[Python-ideas] Add an introspection API to Executor
Andrew Barnert
abarnert at yahoo.com
Tue Aug 26 05:48:41 CEST 2014
On Monday, August 25, 2014 7:52 PM, Dan O'Reilly <oreilldf at gmail.com> wrote:
>The IntrospectableQueue idea seems reasonable to me. I think I would prefer passing an introspectable (or similar) keyword to the Executor rather than a queue class, though. Adding support for identifying which tasks are active introduces some extra overhead, which I think can reasonably be made optional. If we're going to use a different Queue class to enable introspection, we might as well disable the other stuff that we're doing to make introspection work. It also makes it easier to raise an exception if an API is called that won't work without IntrospectableQueue being used.
Even though this was my suggestion, let me play devil's advocate for a second…
The main reason to use this is for debugging or exploratory programming.
In the debugger, of course, it's not necessary, because you can just break and suspend all the threads while you do what you want. Would it be reasonable to do the same thing outside the debugger, by providing a threading.Thread.suspend API (and of course the pool and executor APIs have a suspend method that suspends all their threads) so you can safely access the queue's internals?
Obviously suspending threads in general is a bad thing to do unless you're a big fan of deadlocks, but for debugging and exploration it seems reasonable; if a program occasionally deadlocks or crashes while you're screwing with its threads to see what happens, well, you were screwing with its threads to see what happens…
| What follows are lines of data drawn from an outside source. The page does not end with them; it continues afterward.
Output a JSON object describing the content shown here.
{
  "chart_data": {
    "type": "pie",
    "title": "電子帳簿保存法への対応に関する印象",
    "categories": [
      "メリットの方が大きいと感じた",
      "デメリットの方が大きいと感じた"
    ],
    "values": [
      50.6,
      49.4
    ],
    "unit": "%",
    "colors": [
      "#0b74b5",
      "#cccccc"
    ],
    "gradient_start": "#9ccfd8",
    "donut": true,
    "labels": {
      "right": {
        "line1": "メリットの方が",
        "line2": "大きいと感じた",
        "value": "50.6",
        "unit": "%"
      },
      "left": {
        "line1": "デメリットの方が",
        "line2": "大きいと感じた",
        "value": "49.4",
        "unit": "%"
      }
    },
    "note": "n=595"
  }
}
That might be a horrible attractive nuisance, but if you required an extra flag to be passed in at construction time to make these methods available, and documented that it was unsafe and potentially inefficient, it might be acceptable.
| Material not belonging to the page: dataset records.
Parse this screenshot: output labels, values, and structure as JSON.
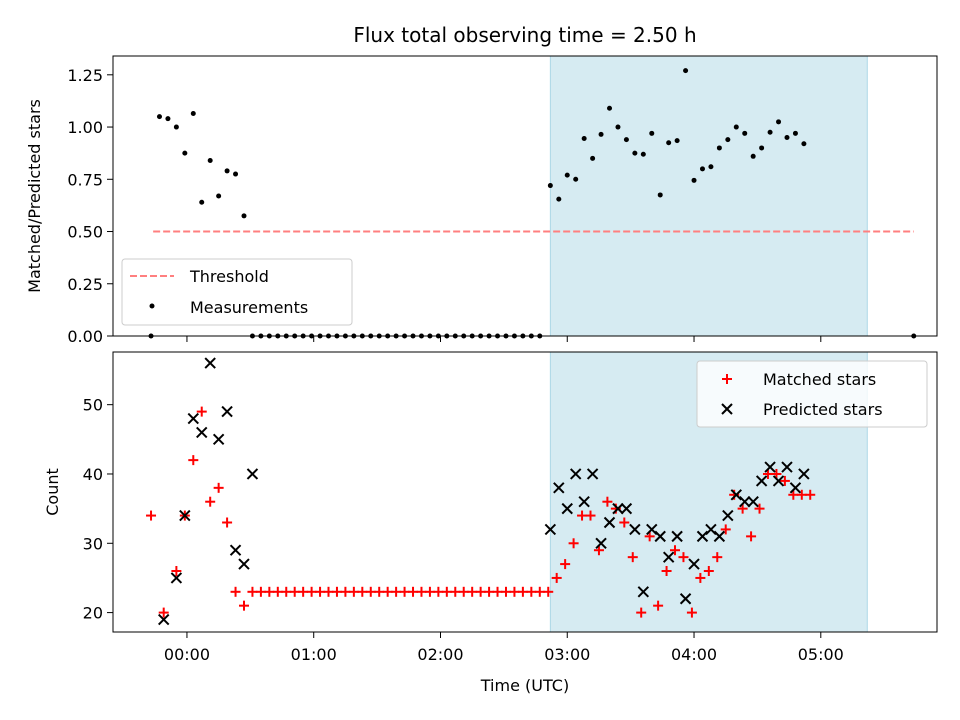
{
  "title": "Flux total observing time = 2.50 h",
  "colors": {
    "threshold": "#ff7f7f",
    "measurement": "#000000",
    "matched": "#ff0000",
    "predicted": "#000000",
    "shade": "#add8e6"
  },
  "chart_data": [
    {
      "type": "scatter",
      "ylabel": "Matched/Predicted stars",
      "xlim": [
        "23:25",
        "05:55"
      ],
      "ylim": [
        0,
        1.34
      ],
      "yticks": [
        0,
        0.25,
        0.5,
        0.75,
        1.0,
        1.25
      ],
      "ytick_labels": [
        "0.00",
        "0.25",
        "0.50",
        "0.75",
        "1.00",
        "1.25"
      ],
      "shaded_region": [
        "02:52",
        "05:22"
      ],
      "legend_position": "lower-left",
      "threshold": {
        "name": "Threshold",
        "value": 0.5,
        "x_range": [
          "23:44",
          "05:44"
        ]
      },
      "series": [
        {
          "name": "Measurements",
          "points": [
            [
              "23:43",
              0.0
            ],
            [
              "23:47",
              1.05
            ],
            [
              "23:51",
              1.04
            ],
            [
              "23:55",
              1.0
            ],
            [
              "23:59",
              0.875
            ],
            [
              "00:03",
              1.065
            ],
            [
              "00:07",
              0.64
            ],
            [
              "00:11",
              0.84
            ],
            [
              "00:15",
              0.67
            ],
            [
              "00:19",
              0.79
            ],
            [
              "00:23",
              0.775
            ],
            [
              "00:27",
              0.575
            ],
            [
              "00:31",
              0.0
            ],
            [
              "00:35",
              0.0
            ],
            [
              "00:39",
              0.0
            ],
            [
              "00:43",
              0.0
            ],
            [
              "00:47",
              0.0
            ],
            [
              "00:51",
              0.0
            ],
            [
              "00:55",
              0.0
            ],
            [
              "00:59",
              0.0
            ],
            [
              "01:03",
              0.0
            ],
            [
              "01:07",
              0.0
            ],
            [
              "01:11",
              0.0
            ],
            [
              "01:15",
              0.0
            ],
            [
              "01:19",
              0.0
            ],
            [
              "01:23",
              0.0
            ],
            [
              "01:27",
              0.0
            ],
            [
              "01:31",
              0.0
            ],
            [
              "01:35",
              0.0
            ],
            [
              "01:39",
              0.0
            ],
            [
              "01:43",
              0.0
            ],
            [
              "01:47",
              0.0
            ],
            [
              "01:51",
              0.0
            ],
            [
              "01:55",
              0.0
            ],
            [
              "01:59",
              0.0
            ],
            [
              "02:03",
              0.0
            ],
            [
              "02:07",
              0.0
            ],
            [
              "02:11",
              0.0
            ],
            [
              "02:15",
              0.0
            ],
            [
              "02:19",
              0.0
            ],
            [
              "02:23",
              0.0
            ],
            [
              "02:27",
              0.0
            ],
            [
              "02:31",
              0.0
            ],
            [
              "02:35",
              0.0
            ],
            [
              "02:39",
              0.0
            ],
            [
              "02:43",
              0.0
            ],
            [
              "02:47",
              0.0
            ],
            [
              "02:52",
              0.72
            ],
            [
              "02:56",
              0.655
            ],
            [
              "03:00",
              0.77
            ],
            [
              "03:04",
              0.75
            ],
            [
              "03:08",
              0.945
            ],
            [
              "03:12",
              0.85
            ],
            [
              "03:16",
              0.965
            ],
            [
              "03:20",
              1.09
            ],
            [
              "03:24",
              1.0
            ],
            [
              "03:28",
              0.94
            ],
            [
              "03:32",
              0.875
            ],
            [
              "03:36",
              0.87
            ],
            [
              "03:40",
              0.97
            ],
            [
              "03:44",
              0.675
            ],
            [
              "03:48",
              0.925
            ],
            [
              "03:52",
              0.935
            ],
            [
              "03:56",
              1.27
            ],
            [
              "04:00",
              0.745
            ],
            [
              "04:04",
              0.8
            ],
            [
              "04:08",
              0.81
            ],
            [
              "04:12",
              0.9
            ],
            [
              "04:16",
              0.94
            ],
            [
              "04:20",
              1.0
            ],
            [
              "04:24",
              0.97
            ],
            [
              "04:28",
              0.86
            ],
            [
              "04:32",
              0.9
            ],
            [
              "04:36",
              0.975
            ],
            [
              "04:40",
              1.025
            ],
            [
              "04:44",
              0.95
            ],
            [
              "04:48",
              0.97
            ],
            [
              "04:52",
              0.92
            ],
            [
              "05:44",
              0.0
            ]
          ]
        }
      ]
    },
    {
      "type": "scatter",
      "xlabel": "Time (UTC)",
      "ylabel": "Count",
      "xlim": [
        "23:25",
        "05:55"
      ],
      "ylim": [
        17.2,
        57.6
      ],
      "yticks": [
        20,
        30,
        40,
        50
      ],
      "xticks": [
        "00:00",
        "01:00",
        "02:00",
        "03:00",
        "04:00",
        "05:00"
      ],
      "xtick_labels": [
        "00:00",
        "01:00",
        "02:00",
        "03:00",
        "04:00",
        "05:00"
      ],
      "shaded_region": [
        "02:52",
        "05:22"
      ],
      "legend_position": "upper-right",
      "series": [
        {
          "name": "Matched stars",
          "marker": "plus",
          "points": [
            [
              "23:43",
              34
            ],
            [
              "23:49",
              20
            ],
            [
              "23:55",
              26
            ],
            [
              "23:59",
              34
            ],
            [
              "00:03",
              42
            ],
            [
              "00:07",
              49
            ],
            [
              "00:11",
              36
            ],
            [
              "00:15",
              38
            ],
            [
              "00:19",
              33
            ],
            [
              "00:23",
              23
            ],
            [
              "00:27",
              21
            ],
            [
              "00:31",
              23
            ],
            [
              "00:35",
              23
            ],
            [
              "00:39",
              23
            ],
            [
              "00:43",
              23
            ],
            [
              "00:47",
              23
            ],
            [
              "00:51",
              23
            ],
            [
              "00:55",
              23
            ],
            [
              "00:59",
              23
            ],
            [
              "01:03",
              23
            ],
            [
              "01:07",
              23
            ],
            [
              "01:11",
              23
            ],
            [
              "01:15",
              23
            ],
            [
              "01:19",
              23
            ],
            [
              "01:23",
              23
            ],
            [
              "01:27",
              23
            ],
            [
              "01:31",
              23
            ],
            [
              "01:35",
              23
            ],
            [
              "01:39",
              23
            ],
            [
              "01:43",
              23
            ],
            [
              "01:47",
              23
            ],
            [
              "01:51",
              23
            ],
            [
              "01:55",
              23
            ],
            [
              "01:59",
              23
            ],
            [
              "02:03",
              23
            ],
            [
              "02:07",
              23
            ],
            [
              "02:11",
              23
            ],
            [
              "02:15",
              23
            ],
            [
              "02:19",
              23
            ],
            [
              "02:23",
              23
            ],
            [
              "02:27",
              23
            ],
            [
              "02:31",
              23
            ],
            [
              "02:35",
              23
            ],
            [
              "02:39",
              23
            ],
            [
              "02:43",
              23
            ],
            [
              "02:47",
              23
            ],
            [
              "02:51",
              23
            ],
            [
              "02:55",
              25
            ],
            [
              "02:59",
              27
            ],
            [
              "03:03",
              30
            ],
            [
              "03:07",
              34
            ],
            [
              "03:11",
              34
            ],
            [
              "03:15",
              29
            ],
            [
              "03:19",
              36
            ],
            [
              "03:23",
              35
            ],
            [
              "03:27",
              33
            ],
            [
              "03:31",
              28
            ],
            [
              "03:35",
              20
            ],
            [
              "03:39",
              31
            ],
            [
              "03:43",
              21
            ],
            [
              "03:47",
              26
            ],
            [
              "03:51",
              29
            ],
            [
              "03:55",
              28
            ],
            [
              "03:59",
              20
            ],
            [
              "04:03",
              25
            ],
            [
              "04:07",
              26
            ],
            [
              "04:11",
              28
            ],
            [
              "04:15",
              32
            ],
            [
              "04:19",
              37
            ],
            [
              "04:23",
              35
            ],
            [
              "04:27",
              31
            ],
            [
              "04:31",
              35
            ],
            [
              "04:35",
              40
            ],
            [
              "04:39",
              40
            ],
            [
              "04:43",
              39
            ],
            [
              "04:47",
              37
            ],
            [
              "04:51",
              37
            ],
            [
              "04:55",
              37
            ]
          ]
        },
        {
          "name": "Predicted stars",
          "marker": "x",
          "points": [
            [
              "23:49",
              19
            ],
            [
              "23:55",
              25
            ],
            [
              "23:59",
              34
            ],
            [
              "00:03",
              48
            ],
            [
              "00:07",
              46
            ],
            [
              "00:11",
              56
            ],
            [
              "00:15",
              45
            ],
            [
              "00:19",
              49
            ],
            [
              "00:23",
              29
            ],
            [
              "00:27",
              27
            ],
            [
              "00:31",
              40
            ],
            [
              "02:52",
              32
            ],
            [
              "02:56",
              38
            ],
            [
              "03:00",
              35
            ],
            [
              "03:04",
              40
            ],
            [
              "03:08",
              36
            ],
            [
              "03:12",
              40
            ],
            [
              "03:16",
              30
            ],
            [
              "03:20",
              33
            ],
            [
              "03:24",
              35
            ],
            [
              "03:28",
              35
            ],
            [
              "03:32",
              32
            ],
            [
              "03:36",
              23
            ],
            [
              "03:40",
              32
            ],
            [
              "03:44",
              31
            ],
            [
              "03:48",
              28
            ],
            [
              "03:52",
              31
            ],
            [
              "03:56",
              22
            ],
            [
              "04:00",
              27
            ],
            [
              "04:04",
              31
            ],
            [
              "04:08",
              32
            ],
            [
              "04:12",
              31
            ],
            [
              "04:16",
              34
            ],
            [
              "04:20",
              37
            ],
            [
              "04:24",
              36
            ],
            [
              "04:28",
              36
            ],
            [
              "04:32",
              39
            ],
            [
              "04:36",
              41
            ],
            [
              "04:40",
              39
            ],
            [
              "04:44",
              41
            ],
            [
              "04:48",
              38
            ],
            [
              "04:52",
              40
            ]
          ]
        }
      ]
    }
  ]
}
On the other hand, it's hard to think of a case where this is a good answer but "just run it in the debugger" isn't a better answer…
>>> Does Jython have to use a mutex and a deque instead of a more efficient (and possibly lock-free) queue from the Java stdlib?
>
>For what it's worth, Jython just uses CPython's queue.Queue implementation, as far as I can tell.
Now that I think about it, that makes sense; if I really need a lock-free thread pool and queue in Jython, I'm probably going to use the native Java executors, not the Python ones, right?
>>> What does multiprocessing.Queue do on each implementation?
>
>In addition to a multiprocessing.Queue, the ProcessPoolExecutor maintains a dict of all submitted work items, so that can be used instead of trying to inspect the queue itself.
Interesting. This implies that supplying an inspectable queue class may not be the best answer here; instead, we could have an option for an inspectable work dict, which would just expose the existing one for ProcessPoolExecutor, while it would make ThreadPoolExecutor maintain an equivalent dict as a thread-local in the launching thread. (I'm assuming you only need to inspect the jobs from the launching process/thread here… I'm not sure if that's sufficient for the OP's intended use or not.)